Name of the request query parameter(s) to access requested leaf children resource.

If a single string is defined, the parameter must be equal to this value (case insensitive). When using a list, any specified name combination will be resolved as the same parameter.

Note

The resulting parameter(s) are automatically added to params_expected() to ensure they are always retrieved in the parser from the request query parameters.

See also

resource_param_requested() to obtain the resolved parameter considering any applicable combination.

resource_requested() magpie.typedefs.MultiResourceRequested[source]

Parse the requested resource down to the applicable models.Workspace.

Note

Further child resource processing must be accomplished by the derived implementation as needed.

permission_requested() magpie.typedefs.PermissionRequested[source]

Defines how to interpret the incoming request into Permission definitions for the given service.

Each service must implement its own definition. The method must specifically define how to convert generic request path, query, etc. elements into permissions that match the service and its children resources.

If None is returned, the ACL will effectively be resolved to denied access. Otherwise, one or more returned Permission will indicate which permissions should be looked for to resolve the ACL of the authenticated user and its groups.

If the request cannot be parsed for any reason to retrieve needed parameters (e.g.: Bad Request), the :exception:`HTTPBadRequest` can be raised to indicate specifically the cause, which will help magpie.adapter.magpieowssecurity.MagpieOWSSecurity create a better response with the relevant error details.

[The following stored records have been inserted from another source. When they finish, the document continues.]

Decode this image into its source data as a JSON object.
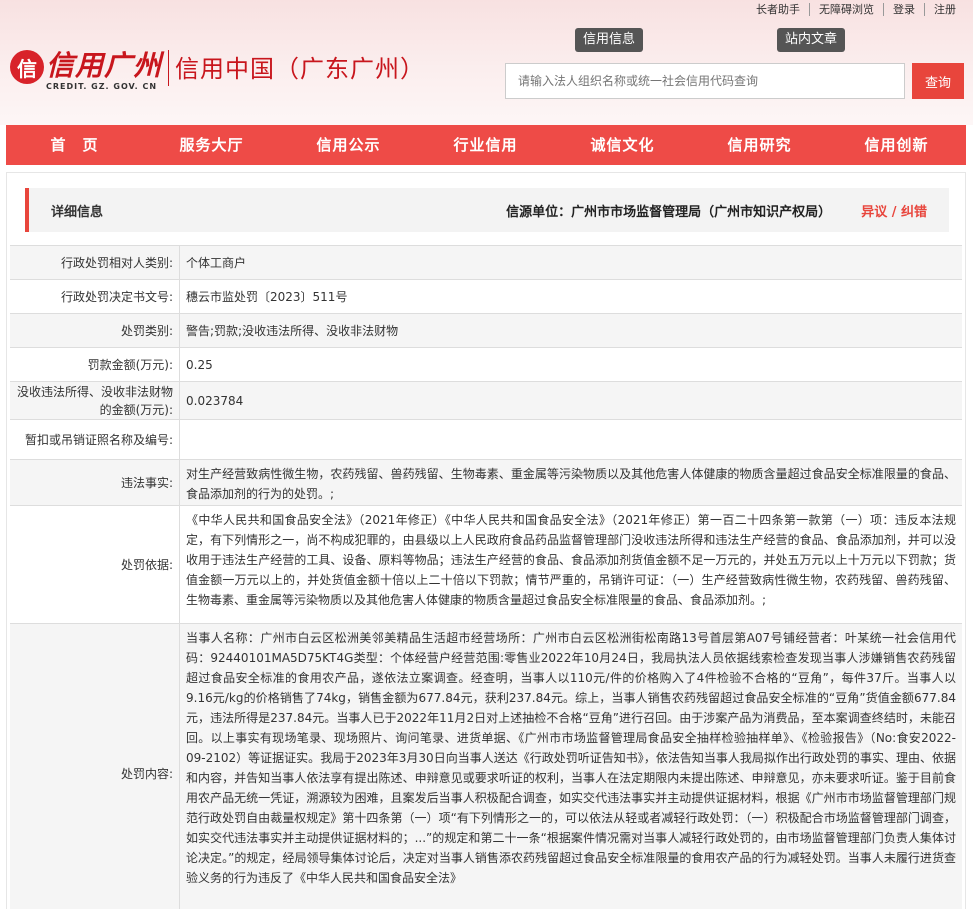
{
  "toplinks": [
    "长者助手",
    "无障碍浏览",
    "登录",
    "注册"
  ],
  "logo": {
    "mark": "信",
    "cn": "信用广州",
    "en": "CREDIT. GZ. GOV. CN",
    "title": "信用中国（广东广州）"
  },
  "badges": {
    "credit_info": "信用信息",
    "site_article": "站内文章"
  },
  "search": {
    "placeholder": "请输入法人组织名称或统一社会信用代码查询",
    "button": "查询"
  },
  "nav": [
    "首　页",
    "服务大厅",
    "信用公示",
    "行业信用",
    "诚信文化",
    "信用研究",
    "信用创新"
  ],
  "detail": {
    "title": "详细信息",
    "source": "信源单位：广州市市场监督管理局（广州市知识产权局）",
    "objection": "异议 / 纠错"
  },
  "rows": [
    {
      "label": "行政处罚相对人类别:",
      "value": "个体工商户"
    },
    {
      "label": "行政处罚决定书文号:",
      "value": "穗云市监处罚〔2023〕511号"
    },
    {
      "label": "处罚类别:",
      "value": "警告;罚款;没收违法所得、没收非法财物"
    },
    {
      "label": "罚款金额(万元):",
      "value": "0.25"
    },
    {
      "label": "没收违法所得、没收非法财物的金额(万元):",
      "value": "0.023784"
    },
    {
      "label": "暂扣或吊销证照名称及编号:",
      "value": ""
    },
    {
      "label": "违法事实:",
      "value": "对生产经营致病性微生物，农药残留、兽药残留、生物毒素、重金属等污染物质以及其他危害人体健康的物质含量超过食品安全标准限量的食品、食品添加剂的行为的处罚。;"
    },
    {
      "label": "处罚依据:",
      "value": "《中华人民共和国食品安全法》（2021年修正）《中华人民共和国食品安全法》（2021年修正）第一百二十四条第一款第（一）项：违反本法规定，有下列情形之一，尚不构成犯罪的，由县级以上人民政府食品药品监督管理部门没收违法所得和违法生产经营的食品、食品添加剂，并可以没收用于违法生产经营的工具、设备、原料等物品；违法生产经营的食品、食品添加剂货值金额不足一万元的，并处五万元以上十万元以下罚款；货值金额一万元以上的，并处货值金额十倍以上二十倍以下罚款；情节严重的，吊销许可证：（一）生产经营致病性微生物，农药残留、兽药残留、生物毒素、重金属等污染物质以及其他危害人体健康的物质含量超过食品安全标准限量的食品、食品添加剂。;"
    },
    {
      "label": "处罚内容:",
      "value": "当事人名称：广州市白云区松洲美邻美精品生活超市经营场所：广州市白云区松洲街松南路13号首层第A07号铺经营者：叶某统一社会信用代码：92440101MA5D75KT4G类型：个体经营户经营范围:零售业2022年10月24日，我局执法人员依据线索检查发现当事人涉嫌销售农药残留超过食品安全标准的食用农产品，遂依法立案调查。经查明，当事人以110元/件的价格购入了4件检验不合格的“豆角”，每件37斤。当事人以9.16元/kg的价格销售了74kg，销售金额为677.84元，获利237.84元。综上，当事人销售农药残留超过食品安全标准的“豆角”货值金额677.84元，违法所得是237.84元。当事人已于2022年11月2日对上述抽检不合格“豆角”进行召回。由于涉案产品为消费品，至本案调查终结时，未能召回。以上事实有现场笔录、现场照片、询问笔录、进货单据、《广州市市场监督管理局食品安全抽样检验抽样单》、《检验报告》（No:食安2022-09-2102）等证据证实。我局于2023年3月30日向当事人送达《行政处罚听证告知书》，依法告知当事人我局拟作出行政处罚的事实、理由、依据和内容，并告知当事人依法享有提出陈述、申辩意见或要求听证的权利，当事人在法定期限内未提出陈述、申辩意见，亦未要求听证。鉴于目前食用农产品无统一凭证，溯源较为困难，且案发后当事人积极配合调查，如实交代违法事实并主动提供证据材料，根据《广州市市场监督管理部门规范行政处罚自由裁量权规定》第十四条第（一）项“有下列情形之一的，可以依法从轻或者减轻行政处罚：（一）积极配合市场监督管理部门调查，如实交代违法事实并主动提供证据材料的；...”的规定和第二十一条“根据案件情况需对当事人减轻行政处罚的，由市场监督管理部门负责人集体讨论决定。”的规定，经局领导集体讨论后，决定对当事人销售添农药残留超过食品安全标准限量的食用农产品的行为减轻处罚。当事人未履行进货查验义务的行为违反了《中华人民共和国食品安全法》"
    }
  ]
}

magpie.services.SERVICE_TYPES[source]
magpie.services.SERVICE_TYPE_DICT[source]
magpie.services.service_factory(service: magpie.models.Service, request: pyramid.request.Request) ServiceInterface[source]

Retrieve the specific service class from the provided database service entry.

magpie.services.get_resource_child_allowed(resource: magpie.typedefs.ServiceOrResourceType) bool[source]

Verifies if the specified resource allows nesting children resources under it considering its specific type.

Makes sure to obtain the specific Service or Resource implementation to verify children support. If this is not accomplished, the default attribute of base Service or Resource would erroneously indicate that children are allowed.

Parameters:

resource – Item for which to verify if children resources are allowed.

Returns:

Whether the resource can nest more resources or not.

magpie.services.invalidate_service(service_name: magpie.typedefs.Str) None[source]

Invalidates any caching reference to the specified service name.